Presentiamo a Dio i nostri cuori miseri, vòti, perché Gli piaccia riempirli di
quella carità, che ripara al passato, che assicura l'avvenire, che teme e
confida, piange e si rallegra, con sapienza; che diventa in ogni caso la virtú
di cui abbiamo bisogno."
Così detto, si mosse; e don Abbondio gli andò dietro.
Qui l'anonimo ci avvisa che non fu questo il solo abboccamento di que' due
personaggi, né Lucia il solo argomento de' loro abboccamenti; ma che lui s'è
ristretto a questo, per non andar lontano dal soggetto principale del racconto.
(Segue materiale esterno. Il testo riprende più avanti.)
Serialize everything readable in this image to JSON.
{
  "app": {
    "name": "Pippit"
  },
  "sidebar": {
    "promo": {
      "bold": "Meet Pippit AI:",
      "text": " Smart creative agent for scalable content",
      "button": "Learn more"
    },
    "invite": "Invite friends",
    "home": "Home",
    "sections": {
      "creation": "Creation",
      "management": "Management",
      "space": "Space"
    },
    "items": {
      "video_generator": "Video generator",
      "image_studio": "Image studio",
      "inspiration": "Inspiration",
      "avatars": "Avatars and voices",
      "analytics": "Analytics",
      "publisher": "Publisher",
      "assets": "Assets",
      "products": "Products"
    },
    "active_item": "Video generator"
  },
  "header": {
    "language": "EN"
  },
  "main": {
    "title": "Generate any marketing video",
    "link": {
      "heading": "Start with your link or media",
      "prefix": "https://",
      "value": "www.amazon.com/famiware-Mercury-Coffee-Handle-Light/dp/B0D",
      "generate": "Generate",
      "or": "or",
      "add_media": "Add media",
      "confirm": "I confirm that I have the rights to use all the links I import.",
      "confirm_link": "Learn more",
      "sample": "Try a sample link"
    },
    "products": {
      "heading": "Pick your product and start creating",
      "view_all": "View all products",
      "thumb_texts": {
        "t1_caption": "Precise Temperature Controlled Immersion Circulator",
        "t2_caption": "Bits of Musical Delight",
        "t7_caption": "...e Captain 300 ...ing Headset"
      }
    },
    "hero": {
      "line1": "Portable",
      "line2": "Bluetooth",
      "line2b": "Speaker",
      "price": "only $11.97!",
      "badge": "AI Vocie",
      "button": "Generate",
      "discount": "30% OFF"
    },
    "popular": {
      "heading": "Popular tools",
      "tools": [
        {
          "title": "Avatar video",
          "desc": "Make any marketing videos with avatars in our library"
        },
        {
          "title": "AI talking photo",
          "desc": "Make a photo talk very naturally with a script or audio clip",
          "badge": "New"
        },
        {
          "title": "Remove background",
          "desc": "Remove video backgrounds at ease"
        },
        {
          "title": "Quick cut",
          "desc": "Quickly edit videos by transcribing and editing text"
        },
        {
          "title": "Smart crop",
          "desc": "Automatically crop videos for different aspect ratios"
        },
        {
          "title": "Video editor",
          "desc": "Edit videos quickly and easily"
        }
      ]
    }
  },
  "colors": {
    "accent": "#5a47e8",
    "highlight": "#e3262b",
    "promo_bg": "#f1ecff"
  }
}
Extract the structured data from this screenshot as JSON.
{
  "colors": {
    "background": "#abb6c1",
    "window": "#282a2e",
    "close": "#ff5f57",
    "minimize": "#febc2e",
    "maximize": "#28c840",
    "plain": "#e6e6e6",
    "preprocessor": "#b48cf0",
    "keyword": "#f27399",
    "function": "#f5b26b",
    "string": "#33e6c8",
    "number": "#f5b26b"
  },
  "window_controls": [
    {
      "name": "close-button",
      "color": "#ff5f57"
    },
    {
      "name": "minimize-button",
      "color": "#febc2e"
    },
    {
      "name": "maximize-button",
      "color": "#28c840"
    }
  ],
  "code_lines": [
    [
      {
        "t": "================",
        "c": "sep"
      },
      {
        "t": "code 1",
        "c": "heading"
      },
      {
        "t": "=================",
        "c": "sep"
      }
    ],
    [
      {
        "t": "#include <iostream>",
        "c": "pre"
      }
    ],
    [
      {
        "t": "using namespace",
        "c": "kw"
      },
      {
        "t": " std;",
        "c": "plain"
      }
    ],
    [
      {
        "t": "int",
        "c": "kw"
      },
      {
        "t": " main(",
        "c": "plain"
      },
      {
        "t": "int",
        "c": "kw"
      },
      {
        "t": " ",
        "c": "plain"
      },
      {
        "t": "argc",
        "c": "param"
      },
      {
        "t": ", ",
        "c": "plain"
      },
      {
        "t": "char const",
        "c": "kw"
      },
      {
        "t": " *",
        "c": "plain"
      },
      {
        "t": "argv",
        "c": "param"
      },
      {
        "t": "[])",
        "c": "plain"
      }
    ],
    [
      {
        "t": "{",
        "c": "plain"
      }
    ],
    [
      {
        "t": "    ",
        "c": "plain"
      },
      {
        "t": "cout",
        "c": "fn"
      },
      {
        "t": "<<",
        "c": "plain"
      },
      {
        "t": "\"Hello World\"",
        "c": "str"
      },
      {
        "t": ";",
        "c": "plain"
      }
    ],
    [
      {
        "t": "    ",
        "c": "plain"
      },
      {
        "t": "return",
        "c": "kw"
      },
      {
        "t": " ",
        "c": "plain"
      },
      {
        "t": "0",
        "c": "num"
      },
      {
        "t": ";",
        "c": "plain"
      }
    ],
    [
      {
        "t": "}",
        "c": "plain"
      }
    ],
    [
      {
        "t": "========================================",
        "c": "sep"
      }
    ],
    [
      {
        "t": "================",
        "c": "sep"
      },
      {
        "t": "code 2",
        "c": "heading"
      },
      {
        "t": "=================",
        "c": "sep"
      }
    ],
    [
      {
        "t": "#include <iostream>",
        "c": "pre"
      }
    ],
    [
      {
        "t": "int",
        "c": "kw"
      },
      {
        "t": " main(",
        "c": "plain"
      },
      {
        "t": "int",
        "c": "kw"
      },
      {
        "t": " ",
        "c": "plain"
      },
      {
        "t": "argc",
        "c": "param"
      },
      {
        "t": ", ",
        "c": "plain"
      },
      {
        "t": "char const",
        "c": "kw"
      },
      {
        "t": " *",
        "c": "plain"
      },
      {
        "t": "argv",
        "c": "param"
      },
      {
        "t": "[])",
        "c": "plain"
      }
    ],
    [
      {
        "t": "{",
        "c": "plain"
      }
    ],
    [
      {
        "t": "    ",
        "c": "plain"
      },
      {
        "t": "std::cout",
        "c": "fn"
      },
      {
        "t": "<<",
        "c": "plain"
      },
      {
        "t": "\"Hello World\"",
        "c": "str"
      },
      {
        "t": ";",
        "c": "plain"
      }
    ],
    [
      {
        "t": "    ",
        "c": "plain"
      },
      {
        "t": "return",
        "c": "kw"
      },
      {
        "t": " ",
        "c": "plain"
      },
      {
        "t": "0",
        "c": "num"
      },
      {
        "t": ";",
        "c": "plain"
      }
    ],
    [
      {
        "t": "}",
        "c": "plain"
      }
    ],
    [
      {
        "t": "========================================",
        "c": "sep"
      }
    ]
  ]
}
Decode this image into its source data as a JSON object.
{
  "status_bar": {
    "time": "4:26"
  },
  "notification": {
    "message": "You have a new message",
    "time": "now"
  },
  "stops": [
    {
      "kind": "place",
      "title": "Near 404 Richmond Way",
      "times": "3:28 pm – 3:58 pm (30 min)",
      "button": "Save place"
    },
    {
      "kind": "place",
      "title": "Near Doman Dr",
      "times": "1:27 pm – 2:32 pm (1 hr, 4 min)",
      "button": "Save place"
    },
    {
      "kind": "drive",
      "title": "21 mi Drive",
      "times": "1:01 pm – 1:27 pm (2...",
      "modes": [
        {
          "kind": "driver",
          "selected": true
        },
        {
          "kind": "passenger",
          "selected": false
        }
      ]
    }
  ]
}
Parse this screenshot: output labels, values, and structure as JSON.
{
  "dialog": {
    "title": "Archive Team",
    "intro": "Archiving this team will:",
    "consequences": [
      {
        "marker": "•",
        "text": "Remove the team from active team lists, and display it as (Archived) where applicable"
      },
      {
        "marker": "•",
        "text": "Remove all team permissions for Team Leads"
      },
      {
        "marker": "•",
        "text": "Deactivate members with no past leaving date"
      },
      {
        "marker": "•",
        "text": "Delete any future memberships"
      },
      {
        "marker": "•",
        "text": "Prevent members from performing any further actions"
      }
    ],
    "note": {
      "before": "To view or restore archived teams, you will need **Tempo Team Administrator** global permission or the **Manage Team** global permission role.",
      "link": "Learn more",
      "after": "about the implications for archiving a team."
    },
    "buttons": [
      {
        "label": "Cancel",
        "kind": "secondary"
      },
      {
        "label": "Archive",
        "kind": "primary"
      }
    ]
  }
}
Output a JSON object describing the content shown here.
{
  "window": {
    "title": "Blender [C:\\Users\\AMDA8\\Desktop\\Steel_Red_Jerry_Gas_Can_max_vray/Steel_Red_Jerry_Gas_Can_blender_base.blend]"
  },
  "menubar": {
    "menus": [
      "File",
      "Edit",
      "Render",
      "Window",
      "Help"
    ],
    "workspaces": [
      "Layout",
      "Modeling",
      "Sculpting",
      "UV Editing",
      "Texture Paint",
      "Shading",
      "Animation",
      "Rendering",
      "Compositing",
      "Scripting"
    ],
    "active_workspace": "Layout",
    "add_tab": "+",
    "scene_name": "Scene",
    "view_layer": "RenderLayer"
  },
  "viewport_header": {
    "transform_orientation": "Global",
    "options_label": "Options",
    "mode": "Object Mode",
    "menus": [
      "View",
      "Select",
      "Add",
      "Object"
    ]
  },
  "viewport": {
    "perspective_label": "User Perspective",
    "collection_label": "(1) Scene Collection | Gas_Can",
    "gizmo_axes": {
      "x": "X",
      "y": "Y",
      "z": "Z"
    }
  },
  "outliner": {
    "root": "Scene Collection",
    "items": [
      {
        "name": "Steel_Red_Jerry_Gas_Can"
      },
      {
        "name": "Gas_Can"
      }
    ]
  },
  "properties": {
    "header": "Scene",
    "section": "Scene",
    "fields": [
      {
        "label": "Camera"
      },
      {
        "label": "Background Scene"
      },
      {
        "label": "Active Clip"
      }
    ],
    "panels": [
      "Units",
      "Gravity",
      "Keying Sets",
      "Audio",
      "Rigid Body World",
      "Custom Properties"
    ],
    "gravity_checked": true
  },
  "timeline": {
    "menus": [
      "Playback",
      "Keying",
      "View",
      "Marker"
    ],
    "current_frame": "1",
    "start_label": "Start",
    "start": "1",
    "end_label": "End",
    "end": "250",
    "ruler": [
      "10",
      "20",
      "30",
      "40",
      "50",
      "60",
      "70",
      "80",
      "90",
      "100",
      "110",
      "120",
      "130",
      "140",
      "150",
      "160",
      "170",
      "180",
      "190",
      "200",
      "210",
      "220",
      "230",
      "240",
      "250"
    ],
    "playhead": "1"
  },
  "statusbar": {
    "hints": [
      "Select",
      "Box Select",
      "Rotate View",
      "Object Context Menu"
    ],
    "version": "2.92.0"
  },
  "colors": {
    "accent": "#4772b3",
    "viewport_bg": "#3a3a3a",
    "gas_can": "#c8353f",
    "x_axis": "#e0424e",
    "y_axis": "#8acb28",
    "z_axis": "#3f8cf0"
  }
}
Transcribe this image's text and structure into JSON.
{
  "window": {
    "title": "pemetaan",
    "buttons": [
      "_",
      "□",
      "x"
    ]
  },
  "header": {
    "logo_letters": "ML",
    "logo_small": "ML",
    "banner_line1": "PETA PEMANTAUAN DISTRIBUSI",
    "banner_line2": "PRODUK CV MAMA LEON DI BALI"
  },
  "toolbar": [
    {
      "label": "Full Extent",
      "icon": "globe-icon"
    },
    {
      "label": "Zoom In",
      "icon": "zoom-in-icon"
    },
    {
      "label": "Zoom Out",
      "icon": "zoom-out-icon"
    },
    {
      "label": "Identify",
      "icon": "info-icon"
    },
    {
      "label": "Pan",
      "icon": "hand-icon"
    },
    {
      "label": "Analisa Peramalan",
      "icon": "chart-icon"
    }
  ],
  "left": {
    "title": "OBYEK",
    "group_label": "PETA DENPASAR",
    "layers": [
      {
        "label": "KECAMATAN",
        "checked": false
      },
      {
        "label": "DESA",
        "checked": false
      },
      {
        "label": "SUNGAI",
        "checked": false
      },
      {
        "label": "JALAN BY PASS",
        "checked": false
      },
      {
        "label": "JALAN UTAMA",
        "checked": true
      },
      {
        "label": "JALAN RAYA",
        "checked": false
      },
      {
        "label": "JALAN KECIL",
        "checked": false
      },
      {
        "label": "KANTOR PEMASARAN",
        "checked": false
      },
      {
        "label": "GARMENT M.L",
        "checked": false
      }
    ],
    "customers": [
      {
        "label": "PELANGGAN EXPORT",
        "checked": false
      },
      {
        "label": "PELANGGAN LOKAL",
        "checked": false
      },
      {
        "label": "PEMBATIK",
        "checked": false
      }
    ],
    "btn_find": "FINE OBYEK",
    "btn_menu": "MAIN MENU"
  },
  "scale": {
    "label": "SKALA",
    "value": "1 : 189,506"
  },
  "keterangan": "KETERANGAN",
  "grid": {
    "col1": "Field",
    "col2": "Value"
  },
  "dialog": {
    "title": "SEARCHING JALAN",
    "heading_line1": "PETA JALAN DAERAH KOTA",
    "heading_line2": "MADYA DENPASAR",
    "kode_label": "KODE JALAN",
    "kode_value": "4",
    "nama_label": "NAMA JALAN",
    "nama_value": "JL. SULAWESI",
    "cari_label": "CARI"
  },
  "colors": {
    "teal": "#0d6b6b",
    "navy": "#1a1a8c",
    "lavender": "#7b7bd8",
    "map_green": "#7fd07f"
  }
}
E che, per lo stesso motivo, non farà menzione d'altre cose notabili, dette da
Federigo in tutto il corso della visita, né delle sue liberalità, né delle
discordie sedate, degli odi antichi tra persone, famiglie, terre intere, spenti
o (cosa ch'era pur troppo piú frequente) sopiti, né di qualche bravaccio o
tirannello ammansato, o per tutta la vita, o per qualche tempo; cose tutte delle
quali ce n'era sempre piú o meno, in ogni luogo della diocesi dove quell'uomo
eccellente facesse qualche soggiorno.
Dice poi, che, la mattina seguente, venne donna Prassede, secondo il fissato, a
prender Lucia, e a complimentare il cardinale, il quale gliela lodò, e
raccomandò caldamente. Lucia si staccò dalla madre, potete pensar con che
pianti; e uscì dalla sua casetta; disse per la seconda volta addio al paese, con
quel senso di doppia amarezza, che si prova lasciando un luogo che fu unicamente
caro, e che non può esserlo piú. Ma i congedi con la madre non eran gli ultimi;
perché donna Prassede aveva detto che si starebbe ancor qualche giorno in quella
sua villa, la quale non era molto lontana; e Agnese promise alla figlia d'andar
là a trovarla, a dare e a ricevere un piú doloroso addio.
Il cardinale era anche lui sulle mosse per continuar la sua visita, quando
arrivò, e chiese di parlargli il curato della parrocchia, in cui era il castello
dell'innominato. Introdotto, gli presentò un gruppo e una lettera di quel
signore, la quale lo pregava di far accettare alla madre di Lucia cento scudi
d'oro ch'eran nel gruppo, per servir di dote alla giovine, o per quell'uso che
ad esse sarebbe parso migliore; lo pregava insieme di dir loro, che, se mai, in
qualunque tempo, avessero creduto che potesse render loro qualche servizio, la
povera giovine sapeva pur troppo dove stesse; e per lui, quella sarebbe una
delle fortune piú desiderate. Il cardinale fece subito chiamare Agnese, le
riferì la commissione, che fu sentita con altrettanta soddisfazione che
maraviglia; e le presentò il rotolo, ch'essa prese, senza far gran complimenti.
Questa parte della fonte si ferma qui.